A circular wire loop of mass M and radius R carries a current I. It hangs from a hinge that allows it to swing in the direction perpendicular to the plane of the loop. A uniform magnetic field B exists everywhere in space pointing upwards. What angle θ does the plane of the loop make with the vertical when it is in static equilibrium?
To find the angle θ at which the plane of the loop makes with the vertical when it is in static equilibrium, we need to consider the forces acting on the loop.
1. Gravitational force: The loop is hanging from a hinge, so there is a downward gravitational force acting on it. This force can be calculated as Fg = Mg, where M is the mass of the loop and g is the acceleration due to gravity.
2. Magnetic force: The current carrying loop experiences a force due to the interaction with the magnetic field. This force is given by Fm = I * B * A * sin(α), where I is the current, B is the magnetic field strength, A is the area of the loop, and α is the angle between the magnetic field and the plane of the loop.
The area of the loop is given by A = π * R^2, where R is the radius of the loop.
3. Tension force: Since the loop is in static equilibrium, the tension in the wire must balance the gravitational and magnetic forces. The tension force can be calculated as Ft = Fg + Fm.

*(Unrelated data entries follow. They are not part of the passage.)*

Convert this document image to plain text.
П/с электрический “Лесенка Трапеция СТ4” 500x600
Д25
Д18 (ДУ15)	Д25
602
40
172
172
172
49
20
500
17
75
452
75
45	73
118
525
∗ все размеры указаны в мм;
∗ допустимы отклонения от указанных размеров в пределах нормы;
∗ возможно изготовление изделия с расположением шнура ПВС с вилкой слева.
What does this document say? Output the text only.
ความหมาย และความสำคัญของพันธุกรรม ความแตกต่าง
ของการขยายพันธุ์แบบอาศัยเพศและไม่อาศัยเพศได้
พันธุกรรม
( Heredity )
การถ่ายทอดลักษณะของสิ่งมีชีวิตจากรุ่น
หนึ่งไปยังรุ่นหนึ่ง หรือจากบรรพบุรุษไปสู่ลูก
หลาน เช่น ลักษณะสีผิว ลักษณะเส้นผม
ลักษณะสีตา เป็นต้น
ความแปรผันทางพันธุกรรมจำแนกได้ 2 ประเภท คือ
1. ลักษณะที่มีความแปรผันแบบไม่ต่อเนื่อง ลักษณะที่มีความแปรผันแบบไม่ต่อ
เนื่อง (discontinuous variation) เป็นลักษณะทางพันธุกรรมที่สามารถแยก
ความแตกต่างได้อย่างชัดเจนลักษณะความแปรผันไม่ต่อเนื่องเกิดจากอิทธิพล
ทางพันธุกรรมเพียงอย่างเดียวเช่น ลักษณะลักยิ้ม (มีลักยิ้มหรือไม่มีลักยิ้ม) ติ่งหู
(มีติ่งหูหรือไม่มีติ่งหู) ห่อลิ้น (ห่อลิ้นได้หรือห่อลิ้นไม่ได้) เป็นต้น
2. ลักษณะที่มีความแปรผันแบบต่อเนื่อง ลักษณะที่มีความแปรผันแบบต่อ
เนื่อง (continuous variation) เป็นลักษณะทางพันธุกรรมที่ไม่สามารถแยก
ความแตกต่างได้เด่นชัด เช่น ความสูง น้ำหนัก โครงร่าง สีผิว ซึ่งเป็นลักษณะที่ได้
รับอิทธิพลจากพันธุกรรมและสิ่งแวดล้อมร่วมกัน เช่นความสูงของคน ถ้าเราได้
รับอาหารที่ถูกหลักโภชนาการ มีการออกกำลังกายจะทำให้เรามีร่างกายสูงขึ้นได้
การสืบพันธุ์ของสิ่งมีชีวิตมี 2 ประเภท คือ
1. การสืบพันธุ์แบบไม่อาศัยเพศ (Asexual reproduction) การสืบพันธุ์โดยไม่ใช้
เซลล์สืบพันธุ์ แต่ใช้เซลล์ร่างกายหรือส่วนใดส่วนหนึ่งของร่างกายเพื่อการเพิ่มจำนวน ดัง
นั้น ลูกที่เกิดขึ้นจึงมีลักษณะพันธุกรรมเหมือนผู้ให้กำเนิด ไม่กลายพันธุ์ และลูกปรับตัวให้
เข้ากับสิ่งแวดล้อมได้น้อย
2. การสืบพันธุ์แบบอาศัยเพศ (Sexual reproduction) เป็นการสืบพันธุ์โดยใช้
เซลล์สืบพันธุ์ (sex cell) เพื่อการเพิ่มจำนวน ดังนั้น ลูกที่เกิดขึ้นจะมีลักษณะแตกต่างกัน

Now, at the static equilibrium, the tension force Ft must act along the vertical direction. To achieve this, the magnetic force Fm and the gravitational force Fg must have equal components in the vertical direction.
The component of the magnetic force in the vertical direction is Fm * sin(α), and the component of the gravitational force in the vertical direction is Fg * cos(θ), where θ is the angle made by the plane of the loop with the vertical.
Equating these two components, we have Fg * cos(θ) = Fm * sin(α). Substituting the expressions for Fg and Fm, we get Mg * cos(θ) = I * B * A * sin(α).
Substituting the expressions for A and α, we have Mg * cos(θ) = I * B * π * R^2 * sin(α).
Now, we can solve this equation for θ.
Note: The direction of the magnetic force is given by the right-hand rule, where the thumb points in the direction of the current and the curled fingers represent the magnetic field.
I hope this explanation helps you understand the steps needed to find the angle θ in the given scenario. If you have the specific values for the mass M, radius R, current I, and magnetic field strength B, you can plug in those values into the equation to find the angle θ.